You must be to comment.
  1. Atin Mehra

    Although, the author has the full independence to raise his concerns regarding Dr. Kalam’s ideology. But, it is immensely distressful that people tend to shade and give religious connotation to a topic which does not have any association with it.

    I don’t know from where does the author gets the feeling of “Nationalist Agenda” of a “Hindu Nation” in Dr. Kalam’s ideology. He has not given any “CONCRETE EXAMPLE” where Dr.kalam advocated the cause of “Hindu Nation”. It is simply some anti-nationals who tend to paint every matter in either black or white without finding the cause and intent of the development agenda of visionaries such as Dr. Kalam.

    These “hardliners” are the primary cause of concern for our society who try to convert the image of a true “Patriotic Indian” into “Nationalistic Indian” with their malafied arguments.

    1. Bikash K Bhattacharya

      Dr. Kalam never advocated the cause of “Hindu nation”, but these facts are also to be taken into account : he got elected as president in July 2002 with the full backing of not only the Atal Bihari Vajpayee government but the Sangh Parivar asa whole plus the opposition Congress following his near complete silence over the anti-Muslim pogrom in Gujarat earlier that year. Last year Kalam visited the Nagpur headquarters of the RSS and paid tributes to its founder KB Hedgewar. (source: Articles by N. Jayaram, and various media reports)
      While paying tribute to the RSS founder doesn’t imply that the former president endorsed the Hindu nationalist organisation’s view, still it is somewhat an ”advantageous” position. He hardly critiqued them, maitaining his “apoliticalness”.

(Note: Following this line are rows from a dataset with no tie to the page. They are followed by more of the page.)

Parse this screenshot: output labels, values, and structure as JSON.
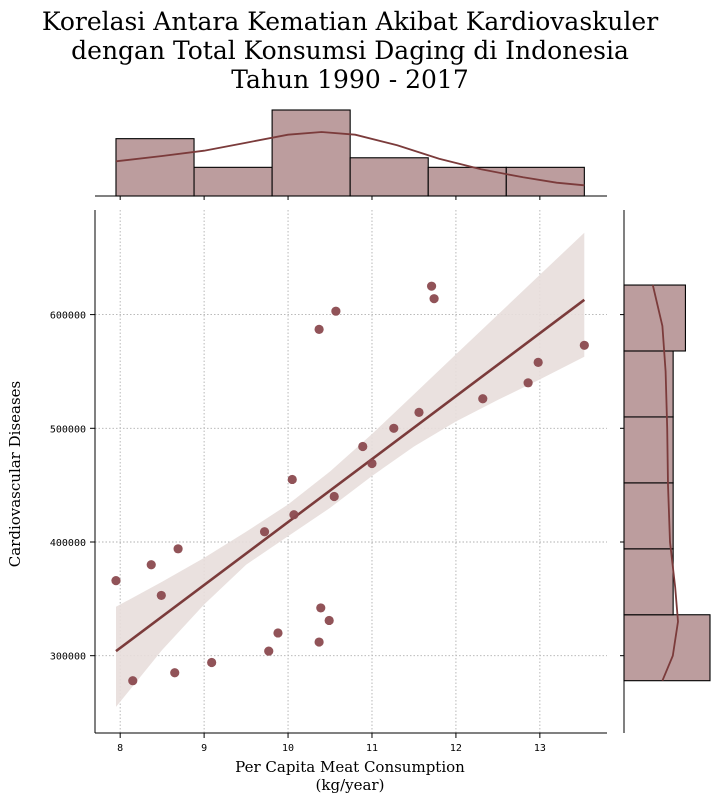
{
  "chart_data": {
    "type": "scatter",
    "title_lines": [
      "Korelasi Antara Kematian Akibat Kardiovaskuler",
      "dengan Total Konsumsi Daging di Indonesia",
      "Tahun 1990 - 2017"
    ],
    "xlabel_lines": [
      "Per Capita Meat Consumption",
      "(kg/year)"
    ],
    "ylabel": "Cardiovascular Diseases",
    "xlim": [
      7.7,
      13.8
    ],
    "ylim": [
      232000,
      692000
    ],
    "x_ticks": [
      8,
      9,
      10,
      11,
      12,
      13
    ],
    "y_ticks": [
      300000,
      400000,
      500000,
      600000
    ],
    "grid": true,
    "colors": {
      "points": "#8b4a4f",
      "line": "#7b3b3b",
      "band": "#e8dedc",
      "hist_fill": "#bc9d9e",
      "hist_edge": "#000000",
      "grid": "#b0b0b0"
    },
    "points": [
      {
        "x": 7.95,
        "y": 366000
      },
      {
        "x": 8.15,
        "y": 278000
      },
      {
        "x": 8.37,
        "y": 380000
      },
      {
        "x": 8.49,
        "y": 353000
      },
      {
        "x": 8.65,
        "y": 285000
      },
      {
        "x": 8.69,
        "y": 394000
      },
      {
        "x": 9.09,
        "y": 294000
      },
      {
        "x": 9.72,
        "y": 409000
      },
      {
        "x": 9.77,
        "y": 304000
      },
      {
        "x": 9.88,
        "y": 320000
      },
      {
        "x": 10.05,
        "y": 455000
      },
      {
        "x": 10.07,
        "y": 424000
      },
      {
        "x": 10.37,
        "y": 587000
      },
      {
        "x": 10.37,
        "y": 312000
      },
      {
        "x": 10.39,
        "y": 342000
      },
      {
        "x": 10.49,
        "y": 331000
      },
      {
        "x": 10.55,
        "y": 440000
      },
      {
        "x": 10.57,
        "y": 603000
      },
      {
        "x": 10.89,
        "y": 484000
      },
      {
        "x": 11.0,
        "y": 469000
      },
      {
        "x": 11.26,
        "y": 500000
      },
      {
        "x": 11.56,
        "y": 514000
      },
      {
        "x": 11.71,
        "y": 625000
      },
      {
        "x": 11.74,
        "y": 614000
      },
      {
        "x": 12.32,
        "y": 526000
      },
      {
        "x": 12.86,
        "y": 540000
      },
      {
        "x": 12.98,
        "y": 558000
      },
      {
        "x": 13.53,
        "y": 573000
      }
    ],
    "regression": {
      "x_range": [
        7.95,
        13.53
      ],
      "y_start": 304000,
      "y_end": 613000,
      "ci_lower": [
        {
          "x": 7.95,
          "y": 255000
        },
        {
          "x": 8.5,
          "y": 305000
        },
        {
          "x": 9.0,
          "y": 345000
        },
        {
          "x": 9.5,
          "y": 380000
        },
        {
          "x": 10.0,
          "y": 405000
        },
        {
          "x": 10.5,
          "y": 430000
        },
        {
          "x": 11.0,
          "y": 458000
        },
        {
          "x": 11.5,
          "y": 484000
        },
        {
          "x": 12.0,
          "y": 506000
        },
        {
          "x": 12.5,
          "y": 525000
        },
        {
          "x": 13.0,
          "y": 543000
        },
        {
          "x": 13.53,
          "y": 563000
        }
      ],
      "ci_upper": [
        {
          "x": 7.95,
          "y": 343000
        },
        {
          "x": 8.5,
          "y": 365000
        },
        {
          "x": 9.0,
          "y": 386000
        },
        {
          "x": 9.5,
          "y": 409000
        },
        {
          "x": 10.0,
          "y": 433000
        },
        {
          "x": 10.5,
          "y": 462000
        },
        {
          "x": 11.0,
          "y": 495000
        },
        {
          "x": 11.5,
          "y": 530000
        },
        {
          "x": 12.0,
          "y": 565000
        },
        {
          "x": 12.5,
          "y": 600000
        },
        {
          "x": 13.0,
          "y": 635000
        },
        {
          "x": 13.53,
          "y": 672000
        }
      ]
    },
    "x_histogram": {
      "bins": [
        [
          7.95,
          8.88
        ],
        [
          8.88,
          9.81
        ],
        [
          9.81,
          10.74
        ],
        [
          10.74,
          11.67
        ],
        [
          11.67,
          12.6
        ],
        [
          12.6,
          13.53
        ]
      ],
      "counts": [
        6,
        3,
        9,
        4,
        3,
        3
      ],
      "kde": [
        {
          "x": 7.95,
          "d": 0.13
        },
        {
          "x": 8.5,
          "d": 0.15
        },
        {
          "x": 9.0,
          "d": 0.17
        },
        {
          "x": 9.5,
          "d": 0.2
        },
        {
          "x": 10.0,
          "d": 0.23
        },
        {
          "x": 10.4,
          "d": 0.24
        },
        {
          "x": 10.8,
          "d": 0.23
        },
        {
          "x": 11.3,
          "d": 0.19
        },
        {
          "x": 11.8,
          "d": 0.14
        },
        {
          "x": 12.3,
          "d": 0.1
        },
        {
          "x": 12.8,
          "d": 0.07
        },
        {
          "x": 13.2,
          "d": 0.05
        },
        {
          "x": 13.53,
          "d": 0.04
        }
      ]
    },
    "y_histogram": {
      "bins": [
        [
          278000,
          336000
        ],
        [
          336000,
          394000
        ],
        [
          394000,
          452000
        ],
        [
          452000,
          510000
        ],
        [
          510000,
          568000
        ],
        [
          568000,
          626000
        ]
      ],
      "counts": [
        7,
        4,
        4,
        4,
        4,
        5
      ],
      "kde": [
        {
          "y": 278000,
          "d": 0.96
        },
        {
          "y": 300000,
          "d": 1.22
        },
        {
          "y": 330000,
          "d": 1.35
        },
        {
          "y": 360000,
          "d": 1.28
        },
        {
          "y": 400000,
          "d": 1.15
        },
        {
          "y": 450000,
          "d": 1.1
        },
        {
          "y": 500000,
          "d": 1.08
        },
        {
          "y": 550000,
          "d": 1.04
        },
        {
          "y": 590000,
          "d": 0.96
        },
        {
          "y": 626000,
          "d": 0.72
        }
      ]
    }
  }
}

      Dr. Kalam was a true patriotic Indian. That’s beyond question.
      But his approach to development helped the nationalist narrative of “development” which has so far betrayed the aspirations of the marginalised. He was adhering to,and co-operating in, the state’s colonial approach to development, which is based on the assumption of ‘civilising’ the ‘savage’. For instance in the debates regarding the mega dams in Assam the voice of the local Mishing tribals were not considered worthy of hearing with the assumption that they are not “competent” (or ”civilized” !) enough to have their say.
      For a northeasterner “Hindu” doesn’t just connote to the religion, it has something to do with India’s nation-building process. Hinduism–which is more a cultural framework than a religion–in Northeast has been localised to a large extent and it differs in many ways from its so-called “standardized version” practiced in the other parts of India.
      In the nation-states’ quest for ‘nationalising’ space through this approach to development that difference has been ignored.
      The developmental approach Dr. Kalam advocated for helped the state in promoting what Dr. Sanjib Barua termed as ”the developmental road to nationalising space” in his seminal work “Durable Disroder”.

  2. Niraj Bahadur Pal

    As a citizen of India, everyone has a right to put his/her opinion and ideas what he/she supports to but at the same time when that person is putting his opinion on a broader spectrum, he/she must understand and care for the words, he/she picks to put. Even if I am agree with all the sacredness that you pointed here, you just washed all the effects by quoting a single sentence “Dr. Kalam’s ‘governance of growth‘ perfectly suited the majoritorian Hindu state’s ”nationalist” agenda”. And you did not put a single instance to prove your point? Secondly, what’s the agenda? Do you really know that? Do you have a copy of that particular agenda?
    You have given the right to speak and say doesn’t mean what ever you think k is right and before putting anything on a bigger spectrum think twice. Journalism is a very tough job, don’t play a politician and don’t try to break the immune harmony of the country which we are experiencing since our birth irrespective of all look sheds. Try to bring the positiveness into the reports that you want the readers to read, invoke them to practice it what you say. At least not like above.

  3. Avinesh Saini

    You cannot go on appeasing everybody all the time. In case you manage to do that, you are no more human, you are actually a benevolent God who only loves his children and never punishes them.